Вот этот, первый, всюду выбегавший на глаза и оттенившийся от других своеобразным нарядом, философ, отбившийся от труда и дома и кинувшийся на бесконечное скитанье между ближними и дальными монастырями. Он – ответчик и поручитель за большие десятки подобных ему «богомолов».
С малых лет ему труд не давался по какому-то необъяснимому отвращению. Далась ему грамота, и то потому, что начинал он жизнь в городе и в мещанском звании. Здоровьем ему также не повезло: дурно сложенная грудь, малокровие от непросыпного пьянства отца и золотуха от гулящей матери. В сознательные годы жизни перед глазами – достопочтенное мещанское счастье, где, кроме великих грехов от скаредной нужды, ничего не было видно: зажмурить глаза да и бежать на самый край света.
– И впрямь: провалился бы ты сквозь землю! – советуют отец и мать в одно слово.

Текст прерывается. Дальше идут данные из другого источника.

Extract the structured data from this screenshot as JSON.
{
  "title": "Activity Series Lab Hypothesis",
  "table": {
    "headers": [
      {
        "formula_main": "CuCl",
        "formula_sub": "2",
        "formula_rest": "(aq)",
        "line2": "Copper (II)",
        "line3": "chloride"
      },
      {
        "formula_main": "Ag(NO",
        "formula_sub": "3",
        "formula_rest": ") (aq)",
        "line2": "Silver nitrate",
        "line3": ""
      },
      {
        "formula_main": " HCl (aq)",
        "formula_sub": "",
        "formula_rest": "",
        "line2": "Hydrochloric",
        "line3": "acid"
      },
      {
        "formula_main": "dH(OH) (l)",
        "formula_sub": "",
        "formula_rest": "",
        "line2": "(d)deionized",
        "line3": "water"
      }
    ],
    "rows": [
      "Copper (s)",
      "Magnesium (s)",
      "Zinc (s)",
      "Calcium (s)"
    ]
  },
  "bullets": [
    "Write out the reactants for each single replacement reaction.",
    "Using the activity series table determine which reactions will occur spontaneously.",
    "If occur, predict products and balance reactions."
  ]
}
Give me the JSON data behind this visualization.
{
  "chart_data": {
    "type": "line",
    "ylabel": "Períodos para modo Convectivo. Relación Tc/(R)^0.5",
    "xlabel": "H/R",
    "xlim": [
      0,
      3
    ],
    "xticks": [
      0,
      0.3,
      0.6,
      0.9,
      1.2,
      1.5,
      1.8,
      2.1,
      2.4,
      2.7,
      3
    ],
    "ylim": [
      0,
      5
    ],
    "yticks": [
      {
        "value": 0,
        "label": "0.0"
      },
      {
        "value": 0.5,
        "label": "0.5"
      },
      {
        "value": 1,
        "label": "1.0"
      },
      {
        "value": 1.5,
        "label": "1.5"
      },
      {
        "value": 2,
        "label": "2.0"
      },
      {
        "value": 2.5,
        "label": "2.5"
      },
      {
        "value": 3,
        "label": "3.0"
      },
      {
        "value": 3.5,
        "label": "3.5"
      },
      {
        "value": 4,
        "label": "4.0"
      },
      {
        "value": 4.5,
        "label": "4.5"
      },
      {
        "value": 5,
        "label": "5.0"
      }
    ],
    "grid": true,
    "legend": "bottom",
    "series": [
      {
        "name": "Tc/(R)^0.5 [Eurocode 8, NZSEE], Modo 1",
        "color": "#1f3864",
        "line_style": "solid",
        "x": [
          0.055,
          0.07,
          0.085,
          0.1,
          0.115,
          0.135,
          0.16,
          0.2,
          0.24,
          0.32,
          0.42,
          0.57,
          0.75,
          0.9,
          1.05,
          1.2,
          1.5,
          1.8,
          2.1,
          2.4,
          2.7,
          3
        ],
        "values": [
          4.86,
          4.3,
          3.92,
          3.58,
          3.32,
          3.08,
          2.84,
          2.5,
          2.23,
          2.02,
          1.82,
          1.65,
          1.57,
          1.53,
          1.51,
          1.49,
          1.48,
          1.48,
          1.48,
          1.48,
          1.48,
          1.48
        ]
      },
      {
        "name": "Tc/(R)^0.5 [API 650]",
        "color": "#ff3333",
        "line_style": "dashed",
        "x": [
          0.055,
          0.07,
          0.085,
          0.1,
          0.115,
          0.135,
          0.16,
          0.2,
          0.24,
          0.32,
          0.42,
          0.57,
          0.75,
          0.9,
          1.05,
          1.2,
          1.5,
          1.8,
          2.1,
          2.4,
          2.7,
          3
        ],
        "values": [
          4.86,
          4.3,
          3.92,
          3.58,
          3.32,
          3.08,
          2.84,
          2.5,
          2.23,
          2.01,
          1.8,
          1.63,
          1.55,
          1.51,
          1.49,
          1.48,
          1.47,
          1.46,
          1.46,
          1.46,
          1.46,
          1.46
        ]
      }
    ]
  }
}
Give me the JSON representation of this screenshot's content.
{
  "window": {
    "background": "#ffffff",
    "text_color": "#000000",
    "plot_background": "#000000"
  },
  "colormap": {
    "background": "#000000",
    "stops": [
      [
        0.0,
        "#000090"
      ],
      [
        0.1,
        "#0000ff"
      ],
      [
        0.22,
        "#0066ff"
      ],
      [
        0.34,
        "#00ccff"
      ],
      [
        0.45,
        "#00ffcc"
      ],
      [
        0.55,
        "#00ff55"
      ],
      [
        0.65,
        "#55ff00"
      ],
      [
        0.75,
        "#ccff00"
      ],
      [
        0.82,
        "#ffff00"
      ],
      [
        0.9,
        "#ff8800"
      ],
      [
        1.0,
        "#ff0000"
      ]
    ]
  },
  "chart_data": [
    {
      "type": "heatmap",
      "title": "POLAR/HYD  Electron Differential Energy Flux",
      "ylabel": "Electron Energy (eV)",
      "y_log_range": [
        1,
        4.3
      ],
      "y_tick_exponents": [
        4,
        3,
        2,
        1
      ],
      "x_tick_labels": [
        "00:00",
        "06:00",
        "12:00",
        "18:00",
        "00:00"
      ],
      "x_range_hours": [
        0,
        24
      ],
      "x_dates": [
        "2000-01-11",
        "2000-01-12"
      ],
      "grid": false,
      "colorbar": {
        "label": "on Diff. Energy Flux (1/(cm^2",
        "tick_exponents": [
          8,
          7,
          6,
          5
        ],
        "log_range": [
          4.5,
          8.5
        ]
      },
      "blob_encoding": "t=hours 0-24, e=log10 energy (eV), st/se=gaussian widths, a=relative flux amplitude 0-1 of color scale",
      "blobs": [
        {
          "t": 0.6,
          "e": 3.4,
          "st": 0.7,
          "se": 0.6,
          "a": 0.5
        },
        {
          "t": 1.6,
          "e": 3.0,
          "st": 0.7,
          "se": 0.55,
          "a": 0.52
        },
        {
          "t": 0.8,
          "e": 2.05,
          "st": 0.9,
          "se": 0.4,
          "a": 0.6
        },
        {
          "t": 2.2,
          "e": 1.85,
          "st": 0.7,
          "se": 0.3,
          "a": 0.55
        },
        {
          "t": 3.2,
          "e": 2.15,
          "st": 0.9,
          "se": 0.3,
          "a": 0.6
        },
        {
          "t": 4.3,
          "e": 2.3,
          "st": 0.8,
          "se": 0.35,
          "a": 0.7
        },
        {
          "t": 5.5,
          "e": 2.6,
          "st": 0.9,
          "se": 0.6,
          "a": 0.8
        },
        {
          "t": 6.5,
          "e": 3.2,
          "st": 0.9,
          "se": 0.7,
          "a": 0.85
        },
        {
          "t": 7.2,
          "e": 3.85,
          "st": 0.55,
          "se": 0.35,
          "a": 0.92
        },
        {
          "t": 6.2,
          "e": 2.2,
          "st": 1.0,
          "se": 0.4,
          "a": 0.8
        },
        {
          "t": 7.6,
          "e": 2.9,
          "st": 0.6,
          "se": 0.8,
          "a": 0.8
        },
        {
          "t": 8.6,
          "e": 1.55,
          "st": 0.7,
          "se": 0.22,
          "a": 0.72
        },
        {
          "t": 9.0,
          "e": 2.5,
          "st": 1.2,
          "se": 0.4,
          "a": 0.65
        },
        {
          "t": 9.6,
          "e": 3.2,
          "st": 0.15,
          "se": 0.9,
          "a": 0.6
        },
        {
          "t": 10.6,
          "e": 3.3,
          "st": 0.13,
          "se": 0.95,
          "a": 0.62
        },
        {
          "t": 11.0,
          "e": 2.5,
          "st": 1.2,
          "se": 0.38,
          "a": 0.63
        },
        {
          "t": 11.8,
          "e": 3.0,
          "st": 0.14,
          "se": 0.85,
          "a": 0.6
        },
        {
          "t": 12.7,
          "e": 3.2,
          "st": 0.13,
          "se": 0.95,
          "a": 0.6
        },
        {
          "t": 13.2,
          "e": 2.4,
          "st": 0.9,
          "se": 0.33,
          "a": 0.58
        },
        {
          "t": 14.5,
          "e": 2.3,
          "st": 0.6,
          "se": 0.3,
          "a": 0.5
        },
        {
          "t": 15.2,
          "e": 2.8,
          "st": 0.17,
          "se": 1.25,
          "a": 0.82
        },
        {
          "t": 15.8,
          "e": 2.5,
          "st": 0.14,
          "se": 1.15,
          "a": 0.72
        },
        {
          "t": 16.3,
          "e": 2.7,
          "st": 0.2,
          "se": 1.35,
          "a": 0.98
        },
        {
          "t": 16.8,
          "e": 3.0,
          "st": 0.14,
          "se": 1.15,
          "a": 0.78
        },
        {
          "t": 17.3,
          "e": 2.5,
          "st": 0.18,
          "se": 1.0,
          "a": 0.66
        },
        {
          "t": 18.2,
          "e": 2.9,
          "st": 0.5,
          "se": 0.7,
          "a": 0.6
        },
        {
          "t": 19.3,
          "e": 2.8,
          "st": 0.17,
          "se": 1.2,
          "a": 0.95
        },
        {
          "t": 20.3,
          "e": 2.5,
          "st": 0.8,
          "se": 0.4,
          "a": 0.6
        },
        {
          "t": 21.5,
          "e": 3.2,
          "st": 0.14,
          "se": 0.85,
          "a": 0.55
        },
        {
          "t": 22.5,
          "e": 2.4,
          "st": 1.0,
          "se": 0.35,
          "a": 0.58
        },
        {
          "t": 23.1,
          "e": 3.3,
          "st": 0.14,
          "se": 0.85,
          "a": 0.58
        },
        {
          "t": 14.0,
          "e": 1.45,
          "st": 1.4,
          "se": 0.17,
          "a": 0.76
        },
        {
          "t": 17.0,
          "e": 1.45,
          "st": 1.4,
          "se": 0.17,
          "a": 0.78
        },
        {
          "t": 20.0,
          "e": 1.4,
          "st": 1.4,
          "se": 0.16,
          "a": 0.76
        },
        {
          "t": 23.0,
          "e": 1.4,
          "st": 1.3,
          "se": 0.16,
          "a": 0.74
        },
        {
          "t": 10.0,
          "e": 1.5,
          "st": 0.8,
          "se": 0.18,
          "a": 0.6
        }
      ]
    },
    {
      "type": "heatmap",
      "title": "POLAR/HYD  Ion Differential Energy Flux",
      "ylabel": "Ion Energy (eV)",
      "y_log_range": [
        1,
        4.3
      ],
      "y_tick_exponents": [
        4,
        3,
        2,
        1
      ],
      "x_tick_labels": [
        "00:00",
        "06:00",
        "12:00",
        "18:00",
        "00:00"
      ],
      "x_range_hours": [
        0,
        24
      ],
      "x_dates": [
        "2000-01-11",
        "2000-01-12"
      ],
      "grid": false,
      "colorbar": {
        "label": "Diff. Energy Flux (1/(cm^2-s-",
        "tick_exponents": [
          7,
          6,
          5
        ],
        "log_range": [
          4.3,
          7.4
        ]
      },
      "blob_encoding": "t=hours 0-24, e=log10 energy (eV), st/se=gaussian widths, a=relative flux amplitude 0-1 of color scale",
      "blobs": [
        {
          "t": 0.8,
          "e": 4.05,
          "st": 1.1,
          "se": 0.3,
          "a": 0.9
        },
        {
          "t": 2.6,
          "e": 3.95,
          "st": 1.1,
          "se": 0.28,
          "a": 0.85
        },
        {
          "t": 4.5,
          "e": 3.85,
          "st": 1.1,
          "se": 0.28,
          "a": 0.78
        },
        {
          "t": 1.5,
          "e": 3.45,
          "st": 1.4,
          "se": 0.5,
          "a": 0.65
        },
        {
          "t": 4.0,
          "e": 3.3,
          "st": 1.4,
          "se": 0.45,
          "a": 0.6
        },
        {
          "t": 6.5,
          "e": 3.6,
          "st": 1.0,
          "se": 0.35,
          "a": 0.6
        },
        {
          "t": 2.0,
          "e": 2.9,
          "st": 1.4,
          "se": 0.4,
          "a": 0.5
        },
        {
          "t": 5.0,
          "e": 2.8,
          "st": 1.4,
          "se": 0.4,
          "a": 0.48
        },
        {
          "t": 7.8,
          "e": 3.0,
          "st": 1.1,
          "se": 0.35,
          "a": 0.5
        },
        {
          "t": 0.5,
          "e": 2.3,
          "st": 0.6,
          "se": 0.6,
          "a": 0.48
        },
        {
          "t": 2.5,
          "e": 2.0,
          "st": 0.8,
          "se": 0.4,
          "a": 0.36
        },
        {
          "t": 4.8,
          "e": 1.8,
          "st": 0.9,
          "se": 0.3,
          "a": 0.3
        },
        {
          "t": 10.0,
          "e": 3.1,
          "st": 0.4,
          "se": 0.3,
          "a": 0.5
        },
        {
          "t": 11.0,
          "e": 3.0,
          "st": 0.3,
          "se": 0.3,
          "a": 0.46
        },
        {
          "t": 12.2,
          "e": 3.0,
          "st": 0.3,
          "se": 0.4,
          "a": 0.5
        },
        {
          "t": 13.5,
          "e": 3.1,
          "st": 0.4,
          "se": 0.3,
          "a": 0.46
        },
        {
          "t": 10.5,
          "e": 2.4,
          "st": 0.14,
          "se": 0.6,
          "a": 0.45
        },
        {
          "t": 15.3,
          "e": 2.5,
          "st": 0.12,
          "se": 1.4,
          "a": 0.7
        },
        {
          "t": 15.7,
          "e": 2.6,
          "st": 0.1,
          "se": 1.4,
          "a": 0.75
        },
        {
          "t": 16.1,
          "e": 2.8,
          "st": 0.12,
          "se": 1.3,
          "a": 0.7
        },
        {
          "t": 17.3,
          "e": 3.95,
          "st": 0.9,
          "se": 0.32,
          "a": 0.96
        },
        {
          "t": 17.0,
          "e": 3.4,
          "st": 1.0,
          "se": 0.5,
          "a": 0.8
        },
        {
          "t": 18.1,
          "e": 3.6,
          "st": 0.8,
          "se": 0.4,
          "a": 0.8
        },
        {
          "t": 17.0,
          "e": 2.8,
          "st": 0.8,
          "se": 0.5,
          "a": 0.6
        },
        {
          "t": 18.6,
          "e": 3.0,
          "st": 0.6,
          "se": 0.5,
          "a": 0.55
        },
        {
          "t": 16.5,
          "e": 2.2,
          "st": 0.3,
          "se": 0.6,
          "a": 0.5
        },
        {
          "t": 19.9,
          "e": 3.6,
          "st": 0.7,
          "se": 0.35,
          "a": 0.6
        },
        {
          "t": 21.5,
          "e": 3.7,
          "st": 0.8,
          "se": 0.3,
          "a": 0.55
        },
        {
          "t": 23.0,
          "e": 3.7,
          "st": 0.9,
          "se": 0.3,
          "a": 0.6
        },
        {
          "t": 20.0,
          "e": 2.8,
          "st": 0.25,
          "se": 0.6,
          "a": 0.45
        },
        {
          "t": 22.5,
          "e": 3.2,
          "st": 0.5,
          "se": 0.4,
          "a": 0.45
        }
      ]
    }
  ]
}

Надо бы попросту либо самому запить, либо продаться в солдаты. Да в том и в другом случае встало помехой худое здоровье, тугой рост и такой вид, что всякому было понятно, какой он царю солдат. Воровать и топиться – помешала совесть: ее не удалось сердитым родителям ни искривить, ни выколотить.
Много помогла и книжка (а попадались всякие, впрочем больше все духовно-нравственные), от нее хотелось новой, тянуло потолковать с самыми грамотными, прилепляло к церкви и священнику и стало около них придерживать. Что дьячки пробормотывали на рысях и наспех, все то хотелось уразуметь и перечесть самому. С книжкой иной раз и об еде позабывалось, а другой человек почитать попросит и даст что-нибудь на взаимное одолжение. С книжками и дома легче стало сидеть, хотя домашние порядки начали казаться гораздо хуже и чернее.
Стало совсем отбивать от родного дома с тех пор, как по милости грамоты раскрылись перед глазами новые пути для знакомств все с людьми умными и толковыми, каких только можно получить в городке. Случилось как-то вдруг, неожиданно так, что пришлось превратиться в грамотея, которому за это деньги дают и пищей снабжают, и хоть сверстники подсмеиваются (дали прозвание «херувим»), однако солидные люди оказывали большое поощрение: хоть совсем не трудись – сыт будешь.